On le voit bien lors de l’épisode très significatif du débat à la Chambre des députés ayant pour origine la multiplication des boursiers « pupilles de la Nation » – nombreux en raison des victimes de la guerre 14-18. Malgré sa majorité catholique, la Chambre des députés élue en 1919 refuse en 1921 de voter un amendement accordant des bourses à des élèves accueillis par des établissements privés. Présenté par une partie de la droite catholique, qui lui accorde 120 voix, l’amendement est combattu avec succès par l’abbé Lemire, député catholique lui aussi : « Je n’admets pas que l’on mendie, sous une forme quelconque, l’argent de l’État, quand librement on s’est placé en dehors de lui […]. Si je demande l’argent de l’État, demain il pourra me faire subir son contrôle. L’État se devra à lui-même d’imposer ce contrôle, car il ne peut pas donner son argent à n’importe qui pour n’importe quoi […]. Quand on veut être libre, il faut savoir être pauvre » (JO. « Débats parlementaires, Chambre des députés », séance du 11 décembre 1921, p. 4917)
En septembre 1951, la loi ‘’Marie’’ – du nom du ministre de l’Éducation nationale André Marie – admet les élèves des établissements privés au bénéfice des bourses de l’État ; et la loi Barangé octroie une allocation trimestrielle pour chaque enfant fréquentant l’école primaire publique ou privée. L’importance historique de ces deux lois tient surtout à la reconnaissance du principe de subventionner les écoles privées par des fonds publics qu’elles impliquent par une Assemblée d’une légitimité républicaine incontestable – car, sous le régime de Vichy, considéré comme une ‘’parenthèse’’ non républicaine, le décret du 21 février 1941 avait déjà autorisé que des boursiers d’État puissent être accueillis dans des établissements scolaires privés, une première.
Pour les syndicalistes de la FEN – qui regroupe alors notamment le SNES et le SNI, syndicat national des instituteurs et institutrices – la loi Marie est condamnable pour trois raisons.

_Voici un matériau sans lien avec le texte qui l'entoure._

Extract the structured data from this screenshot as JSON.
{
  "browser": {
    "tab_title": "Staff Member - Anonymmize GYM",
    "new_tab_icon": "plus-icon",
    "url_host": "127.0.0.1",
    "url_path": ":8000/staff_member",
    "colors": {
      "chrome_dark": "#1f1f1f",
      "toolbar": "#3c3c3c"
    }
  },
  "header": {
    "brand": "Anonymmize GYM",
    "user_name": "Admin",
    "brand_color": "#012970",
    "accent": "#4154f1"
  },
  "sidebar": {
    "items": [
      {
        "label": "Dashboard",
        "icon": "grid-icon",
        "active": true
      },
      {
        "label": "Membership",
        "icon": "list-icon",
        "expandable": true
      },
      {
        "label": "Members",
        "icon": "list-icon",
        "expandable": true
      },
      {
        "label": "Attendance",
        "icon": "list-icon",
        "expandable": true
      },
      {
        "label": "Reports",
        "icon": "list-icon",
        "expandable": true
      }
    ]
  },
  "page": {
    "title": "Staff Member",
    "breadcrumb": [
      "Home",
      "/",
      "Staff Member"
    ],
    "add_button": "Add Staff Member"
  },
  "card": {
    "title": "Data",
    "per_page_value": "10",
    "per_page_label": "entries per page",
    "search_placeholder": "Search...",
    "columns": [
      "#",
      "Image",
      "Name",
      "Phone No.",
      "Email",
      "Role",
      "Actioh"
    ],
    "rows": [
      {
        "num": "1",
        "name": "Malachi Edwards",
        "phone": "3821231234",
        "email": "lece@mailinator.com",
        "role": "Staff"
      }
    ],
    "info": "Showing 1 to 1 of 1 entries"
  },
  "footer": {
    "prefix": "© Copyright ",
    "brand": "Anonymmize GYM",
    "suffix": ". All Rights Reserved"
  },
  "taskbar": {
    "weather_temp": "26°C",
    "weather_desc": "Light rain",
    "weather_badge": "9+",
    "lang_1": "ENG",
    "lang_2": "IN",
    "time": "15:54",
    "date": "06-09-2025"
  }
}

En étendant le bénéfice des bourses aux élèves de l’enseignement privé, elle se situe dans le droit fil de la législation de Vichy, du régime honni de Pétain. Ensuite elle « détourne » les fonds d’État au profit d’une minorité et au détriment de l’enseignement public. Enfin elle est un « affront fait à l’enseignement public » parce qu’elle place sur un pied d’égalité l’enseignement public et l’enseignement confessionnel. Le SNI décide une grève pour le 9 novembre. Le CA de la FEN s’associe à ce mouvement et lance un appel à la grève signé par 28 secrétaires de syndicats nationaux. Mais cette mobilisation est finalement sans effet. La loi s’applique.
Il y a lieu de remarquer que le basculement de l’opinion a eu lieu à ce moment-là si l’on en croit les sondages de 1946 et 1951 En 1946, 23% seulement des Français se déclaraient favorables à des subventions publiques aux établissements privés. Mais en 1951, 45% d’entre eux se prononcent pour cette solution – 42 % étant contre.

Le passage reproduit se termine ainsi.